Sürekliliği sağlayın
Yeni yıla genelde büyük hedeflerle başlansa da bu hedefleri sürdürebilmek çoğu kere mümkün olmaz. Manevi anlamda üç aylar, sadece belirli bir dönem olarak değil, tüm yıla yayılan bir bilinçle yaşanmalıdır. Bu sürekliliği sağlamak için ramazan ayı sonrasında da düzenli oruçlar tutabilir, günümüzün bir bölümünü tefekküre ayırabilir ve üç aylar vesilesiyle kazandığımız güzel alışkanlıkları bütün yıla yayabiliriz.
Kısa ve uzun vadeli hedefler belirleyin
Zamanı verimli kullanmanın yolu, disiplinli ve planlı olmaktan geçer. Haftalık, aylık ve yıllık planlar oluşturmak, hedeflerimize ulaşmayı kolaylaştırır. Haftalık olarak iş, aile ve manevi gelişim alanlarına yönelik planlar yapabilir, her ay için somut hedefler belirleyebilir ve yıl sonunda bu hedeflere ulaşıp ulaşamadığımızı gözden geçirebiliriz.
Beş Yıllık Plan yapın
Beş yıllık bir plan, uzun vadeli hedefler için kapsamlı bir rehber niteliğindedir. Bu planda kariyer gelişimi ve finansal özgürlük gibi maddi hedeflere yer verilebilir. Manevi anlamda derinlemesine İslami bilgiler edinmek ve sosyal sorumluluk projelerine aktif katılım sağlamak öncelikler arasında olabilir. Ailevi hedefler ise çocuk eğitimi üzerine yoğunlaşmayı ve aile içi bağları güçlendirecek etkinlikler düzenlemeyi içerebilir.

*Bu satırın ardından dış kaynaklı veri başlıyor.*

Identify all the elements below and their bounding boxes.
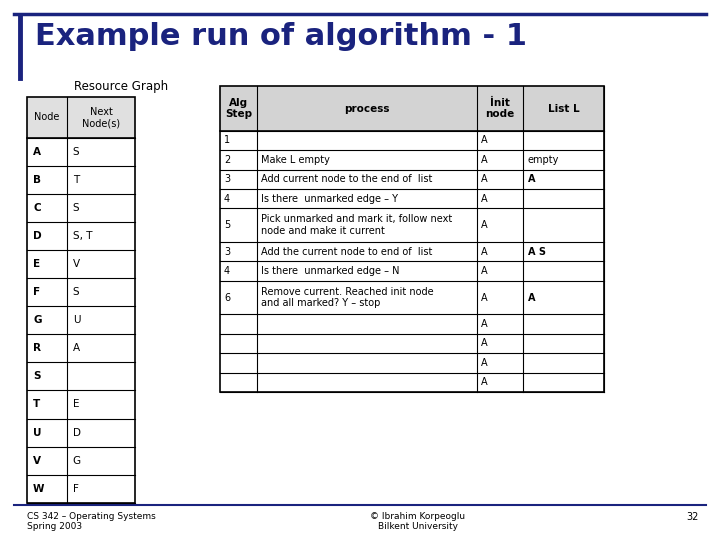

2025 yılının ilk günüyle başlayan üç aylar, bu planlama için mükemmel bir başlangıç olabilir. Haftalık, aylık ve yıllık hedeflerinizi belirleyerek bu yılı dolu dolu geçirebilirsiniz. Unutmayalım ki zaman bilinçle yaşanmalıdır; çünkü geri dönmeyen tek şey zamandır. Allah, zamanı en iyi şekilde değerlendirme ve her anını dolu dolu yaşama gayretimizi artırmayı nasip etsin.
Peygamberimiz zaman yönetiminde eşsiz bir rehberdir
Peygamberimizin hayatında, ibadet, aile, tebliğ ve kişisel bakım arasında örnek alınacak bir denge ve zaman yönetimi görülür. Efendimiz, “İki nimet vardır ki, insanların çoğu onları değerlendirme hususunda aldanmıştır: Sağlık ve boş vakit.” hadisiyle, zamanı bilinçli değerlendirmenin önemini vurgular. “Beş şey gelmezden önce beş şeyin kıymetini iyi biliniz! İhtiyarlıktan önce gençliğin, hastalıktan önce sağlığın, meşguliyetten önce boş vaktin, fakirlikten önce zenginliğin ve ölümden önce hayatın.” buyruğu ise hayatın değerini bilip zamanı bilinçli bir şekilde değerlendirmemiz gerektiğini hatırlatır.